We have opined that the falling dollar has benefits as well as detriments. The largest beneficiary of a falling dollar would be U.S. exporters and U.S.-based multinational firms that do a significant portion of their business overseas. A falling dollar will inflate foreign income earned by U.S. multinationals and also makes U.S. goods less expensive to foreign buyers. While commodities priced in U.S. dollars, like oil and foreign made products, are consequently more expensive for U.S. consumers. Given the persistent trade imbalance, some would argue that suppressing imports and encouraging exports is good economic policy.

For the month of October, the Equity indices were moderately lower, but the gains for the year are holding steady. The S&P 500, NASDAQ, and the Russell 2000 were all lower for the month of October at -1.9%, -3.6% and -6.8%, respectively. The Dow Industrial Average bucked the negative trend and eked out a small gain of 0.2% for October. For the year, all of the major averages remain in positive territory with the widely followed S&P 500 gaining 17.0% for the year through October 31, 2009.

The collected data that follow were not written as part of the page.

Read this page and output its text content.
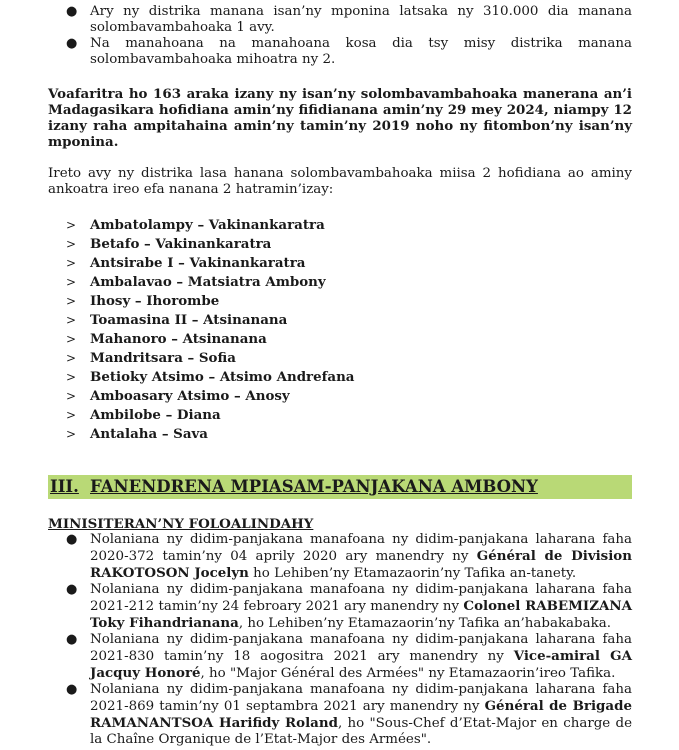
● Ary ny distrika manana isan’ny mponina latsaka ny 310.000 dia manana solombavambahoaka 1 avy.
● Na manahoana na manahoana kosa dia tsy misy distrika manana solombavambahoaka mihoatra ny 2.

Voafaritra ho 163 araka izany ny isan’ny solombavambahoaka manerana an’i Madagasikara hofidiana amin’ny fifidianana amin’ny 29 mey 2024, niampy 12 izany raha ampitahaina amin’ny tamin’ny 2019 noho ny fitombon’ny isan’ny mponina.

Ireto avy ny distrika lasa hanana solombavambahoaka miisa 2 hofidiana ao aminy ankoatra ireo efa nanana 2 hatramin’izay:

> Ambatolampy – Vakinankaratra
> Betafo – Vakinankaratra
> Antsirabe I – Vakinankaratra
> Ambalavao – Matsiatra Ambony
> Ihosy – Ihorombe
> Toamasina II – Atsinanana
> Mahanoro – Atsinanana
> Mandritsara – Sofia
> Betioky Atsimo – Atsimo Andrefana
> Amboasary Atsimo – Anosy
> Ambilobe – Diana
> Antalaha – Sava
III. FANENDRENA MPIASAM-PANJAKANA AMBONY

MINISITERAN’NY FOLOALINDAHY

● Nolaniana ny didim-panjakana manafoana ny didim-panjakana laharana faha 2020-372 tamin’ny 04 aprily 2020 ary manendry ny Général de Division RAKOTOSON Jocelyn ho Lehiben’ny Etamazaorin’ny Tafika an-tanety.
● Nolaniana ny didim-panjakana manafoana ny didim-panjakana laharana faha 2021-212 tamin’ny 24 febroary 2021 ary manendry ny Colonel RABEMIZANA Toky Fihandrianana, ho Lehiben’ny Etamazaorin’ny Tafika an’habakabaka.
● Nolaniana ny didim-panjakana manafoana ny didim-panjakana laharana faha 2021-830 tamin’ny 18 aogositra 2021 ary manendry ny Vice-amiral GA Jacquy Honoré, ho "Major Général des Armées" ny Etamazaorin’ireo Tafika.
● Nolaniana ny didim-panjakana manafoana ny didim-panjakana laharana faha 2021-869 tamin’ny 01 septambra 2021 ary manendry ny Général de Brigade RAMANANTSOA Harifidy Roland, ho "Sous-Chef d’Etat-Major en charge de la Chaîne Organique de l’Etat-Major des Armées".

Commodities were some of the strongest performers during the month of October as oil gained 9.5% for the month and gold added 3.8% for the month of October. Oil has more than doubled from its $37.87 price on December 31, 2008, while holding an investment in gold has produced a comparatively modest 20% return since the beginning of 2009. The well documented negative correlation between these commodities and the U.S. dollar held in tact as the U.S. dollar index was down slightly in October.

International stocks were also lower in October, but have generally outperformed the U.S. markets over the first ten months of 2009. Emerging market stocks have surged nearly 60% for the year, while the developed international stocks have added 21% though October 31, 2009.

Consumer stocks were positive standouts during the month of October as retailers, consumer staples and energy stocks produced positive returns for the month. Financials and REITs were notable losers for the month as each sector gave back nearly 5% for the month. Technology, natural resources and consumer discretionary stocks have outperformed for the year to date. Utilities, Health Care, and industrial stocks have produced positive returns for investors, but have significantly underperformed the broader indices this year.

While there are certainly some headwinds for the economy, we remain cautiously optimistic. Stocks may be the best indicator of future economic conditions. The continuing rally is indicating that significant strengthening in the general economy is likely. In addition, recent housing price reports have even shown that home prices have not only stopped falling, but are starting to move higher.

The poor employment data steals most of the economic headlines, as many investors follow the jobs benchmark as a gauge for general economic strength. Historically, the unemployment rate continues to rise even as the economy transitions from recession into expansion. In fact, it would be consistent with past recessions if unemployment were to rise for at least six months after the recession has ended. Employers are always reluctant to hire additional workers until an economic recovery is well under way and the current employees reach their productivity limit.